After VOA’s puzzling refusal to use the term Hamas terrorists after the October 7th, 2023 Hamas attacks in Israel, staff again cited the firewall. By the way, only Republicans, including the incoming secretary of State, voiced public outrage. Democrats regularly ignore problems at the agency.
 
While it’s remained mostly under the radar, the effort to convert the firewall into law was discussed in public at a National Press Club event attended by the aforementioned British authors promoting their book.
 
As attractive as it may sound, converting the “firewall” would make it virtually impossible for taxpayers through their representatives in Congress to obtain greater accountability about how USAGM and its media outlets, who currently police themselves, do their work.
 
Congress should reject the effort.
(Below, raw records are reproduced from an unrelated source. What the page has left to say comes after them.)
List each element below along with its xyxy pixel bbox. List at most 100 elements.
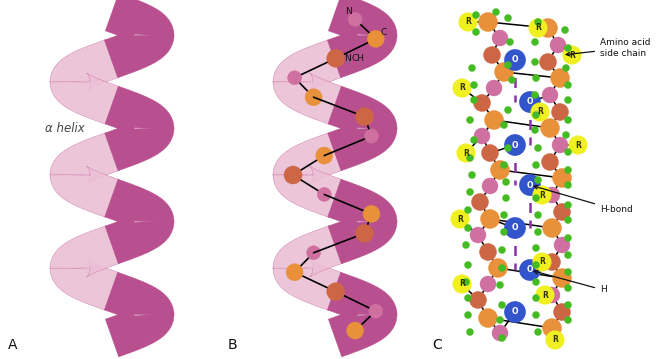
Polygon shape [106,306,174,357]
Circle shape [453,275,471,293]
Text: R: R [539,257,545,266]
Circle shape [497,281,503,289]
Circle shape [533,186,551,204]
Circle shape [307,246,321,260]
Polygon shape [50,133,119,184]
Circle shape [533,253,551,271]
Circle shape [471,81,477,89]
Circle shape [564,117,572,123]
Circle shape [539,53,556,70]
Circle shape [533,261,539,269]
Polygon shape [327,272,397,323]
Polygon shape [105,86,174,137]
Circle shape [564,81,572,89]
Polygon shape [50,226,120,277]
Circle shape [355,108,373,126]
Circle shape [564,45,572,51]
Circle shape [536,286,554,304]
Text: O: O [512,56,518,65]
Circle shape [485,111,503,130]
Circle shape [348,13,362,27]
Text: C: C [432,338,442,352]
Circle shape [550,69,570,88]
Polygon shape [105,120,174,171]
Circle shape [533,162,539,168]
Circle shape [327,283,345,301]
Circle shape [470,227,486,243]
Circle shape [457,144,475,162]
Polygon shape [273,39,342,91]
Circle shape [531,38,539,46]
Text: R: R [459,280,465,289]
Text: O: O [512,224,518,233]
Circle shape [482,178,498,194]
Circle shape [520,260,540,280]
Circle shape [355,224,373,242]
Circle shape [546,331,564,349]
Circle shape [288,71,301,85]
Text: R: R [542,290,548,299]
Circle shape [533,112,539,118]
Circle shape [492,30,508,46]
Circle shape [540,118,560,137]
Circle shape [473,28,479,36]
Circle shape [465,261,471,269]
Text: O: O [527,266,533,275]
Circle shape [347,322,364,339]
Circle shape [465,312,471,318]
Text: R: R [535,23,541,33]
Circle shape [327,49,345,67]
Circle shape [501,162,507,168]
Circle shape [544,253,560,270]
Circle shape [465,224,471,232]
Circle shape [473,11,479,19]
Text: R: R [552,336,558,345]
Circle shape [471,194,489,210]
Circle shape [495,62,513,81]
Circle shape [563,46,581,64]
Circle shape [317,187,331,201]
Circle shape [562,27,568,33]
Text: N: N [345,7,352,16]
Circle shape [554,237,570,253]
Circle shape [509,76,515,84]
Circle shape [562,65,570,71]
Circle shape [499,302,505,308]
Text: R: R [463,149,469,158]
Text: R: R [457,214,463,224]
Circle shape [499,265,505,271]
Polygon shape [104,27,174,78]
Circle shape [467,154,473,162]
Circle shape [520,92,540,112]
Circle shape [520,175,540,195]
Circle shape [471,136,477,144]
Circle shape [535,228,542,236]
Circle shape [453,79,471,97]
Circle shape [465,294,471,302]
Circle shape [564,317,572,323]
Circle shape [483,47,501,64]
Circle shape [489,258,507,278]
Polygon shape [273,133,342,184]
Circle shape [535,211,542,219]
Circle shape [535,19,542,25]
Text: O: O [527,181,533,190]
Circle shape [552,137,568,153]
Text: O: O [512,140,518,149]
Circle shape [542,154,558,171]
Text: H-bond: H-bond [534,186,633,214]
Circle shape [544,187,560,203]
Circle shape [564,182,572,188]
Circle shape [479,13,497,32]
Circle shape [564,252,572,258]
Polygon shape [50,39,119,91]
Circle shape [479,308,497,327]
Text: CH: CH [352,54,365,63]
Polygon shape [273,166,342,217]
Circle shape [533,312,539,318]
Circle shape [505,135,525,155]
Circle shape [463,279,469,285]
Circle shape [499,335,505,341]
Circle shape [531,92,539,98]
Circle shape [505,50,525,70]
Otherwise, the public will never know about future violations of journalistic standards, and such things as security lapses, such as the revelation in 2020 that USAGM had violated background security investigation regulations over a period of years.
 
Meanwhile, USAGM is full of examples of cover ups and waste. The agency has lost discrimination lawsuits, keeping settlements quiet. One top official was convicted of theft of government funds and jailed.  Recently two officials received $600,000 payouts as they departed – reasons still unclear.
 
Employees and managers at USAGM media outlets should be disabused of the notion that they work for "an independent news/media company." Staff who think they’re working for another version of MSNBC, NPR or CNN might consider seeking jobs elsewhere.
 
Consider this: a senior VOA editor recently warned reporters during an internal meeting to stop using their stories to “snipe” at the Trump team. As the saying goes, where there is smoke, there is fire. This points to the extent of anti-Trump hubris in VOA’s central news operation, at a level not seen since the early years of the Reagan presidency.
 
In the end, VOA staff are Federal employees. This message should be delivered quickly, in such a setting as the first Town Hall by a new VOA director. Whether it’s Lake or someone else, that person should be under no illusions about the level of animus at VOA and USAGM toward Donald Trump.

 Dan Robinson spent 34 years with Voice of America as chief White House, congressional and foreign correspondent and head of its Myanmar Service.